Q63 Chairman: In some countries in Africa Taiwan has been very active historically - certainly Swaziland, for example - for many years. Is there a competition now between China and Taiwan in certain countries for the relationship?

Dr Hughes: I think that battle was fought and won by the PRC over South Africa, mainly, when the change occurred in South Africa. Taiwan actually has quite a significant economic presence in Africa, but diplomatically it is almost zero. I think, if you are asking about China's diplomacy in Africa, it depends very much on what you mean by diplomacy, because of course David has described the economic activities, which we know have grown, but if you are asking in terms of addressing some of the political and security issues in Africa then the Chinese are not doing that. What they are doing is establishing very close diplomatic relations with most African states, which has a knock-on effect because then they have a certain amount of credibility. Mugabe, of course, is the prime example, in that Chinese supplies of arms and economic aid and so on to Zimbabwe have given him an extra lease of life, perhaps. So in that sense there is a diplomatic aspect to it. However, I am not sure if China has a sort of well-thought-out diplomatic strategy for Africa, other than going in and trying to extract resources and doing whatever it takes to make that more effective.

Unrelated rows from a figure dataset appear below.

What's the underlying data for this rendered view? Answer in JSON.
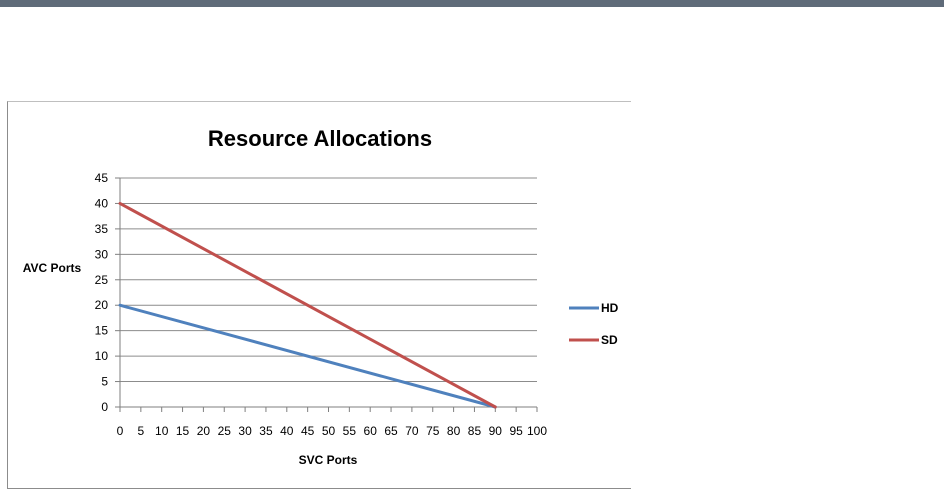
{
  "chart_data": {
    "type": "line",
    "title": "Resource Allocations",
    "xlabel": "SVC Ports",
    "ylabel": "AVC Ports",
    "xlim": [
      0,
      100
    ],
    "ylim": [
      0,
      45
    ],
    "xticks": [
      0,
      5,
      10,
      15,
      20,
      25,
      30,
      35,
      40,
      45,
      50,
      55,
      60,
      65,
      70,
      75,
      80,
      85,
      90,
      95,
      100
    ],
    "yticks": [
      0,
      5,
      10,
      15,
      20,
      25,
      30,
      35,
      40,
      45
    ],
    "grid": true,
    "legend_position": "right",
    "series": [
      {
        "name": "HD",
        "color": "#4f81bd",
        "x": [
          0,
          90
        ],
        "y": [
          20,
          0
        ]
      },
      {
        "name": "SD",
        "color": "#c0504d",
        "x": [
          0,
          90
        ],
        "y": [
          40,
          0
        ]
      }
    ]
  }
}
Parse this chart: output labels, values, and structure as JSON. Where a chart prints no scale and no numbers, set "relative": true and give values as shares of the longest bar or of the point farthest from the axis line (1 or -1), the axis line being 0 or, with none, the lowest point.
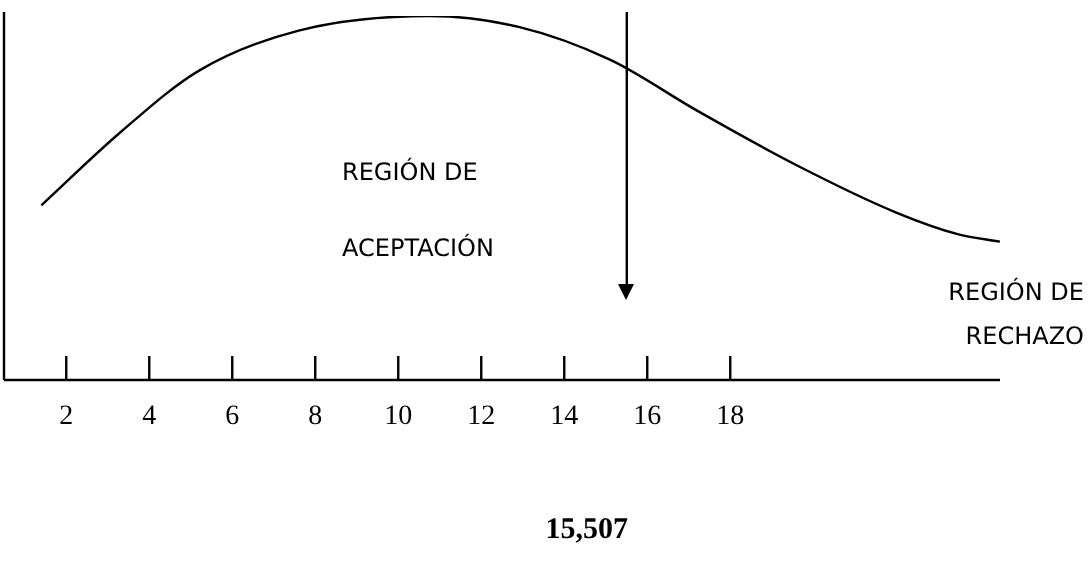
{
  "chart_data": {
    "type": "line",
    "relative": true,
    "x": [
      1.4,
      3.3,
      5.2,
      7.6,
      10.75,
      12.9,
      15.1,
      17.2,
      19.6,
      22,
      23.5,
      24.5
    ],
    "values": [
      0.48,
      0.68,
      0.85,
      0.96,
      1,
      0.97,
      0.88,
      0.74,
      0.59,
      0.46,
      0.4,
      0.38
    ],
    "color": "#000000",
    "xlim": [
      0.5,
      24.5
    ],
    "xticks": [
      2,
      4,
      6,
      8,
      10,
      12,
      14,
      16,
      18
    ],
    "grid": false,
    "legend": false,
    "marker": "none",
    "line_style": "solid",
    "ref_lines": [
      {
        "axis": "x",
        "value": 15.507,
        "label": "15,507",
        "color": "#000000"
      }
    ],
    "annotations": [
      "REGIÓN DE ACEPTACIÓN",
      "REGIÓN DE RECHAZO"
    ]
  }
}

It certainly does not go beyond that to the kind of role we would hope of actually looking at the environmental, social, political and all the other impacts that this is having, as we see in South East Asia, too - there is a similar sort of fall-out to this.

Q64 Chairman: Thank you very much. We have given you a lot of questions and you have answered all of them very, very thoroughly. I would like to thank both of you, Professor Wall and Dr Hughes, for your time and for your answers. It has been extremely useful for us. Thank you.

Dr Hughes: Thank you, and good luck with your work. We look forward to seeing the report.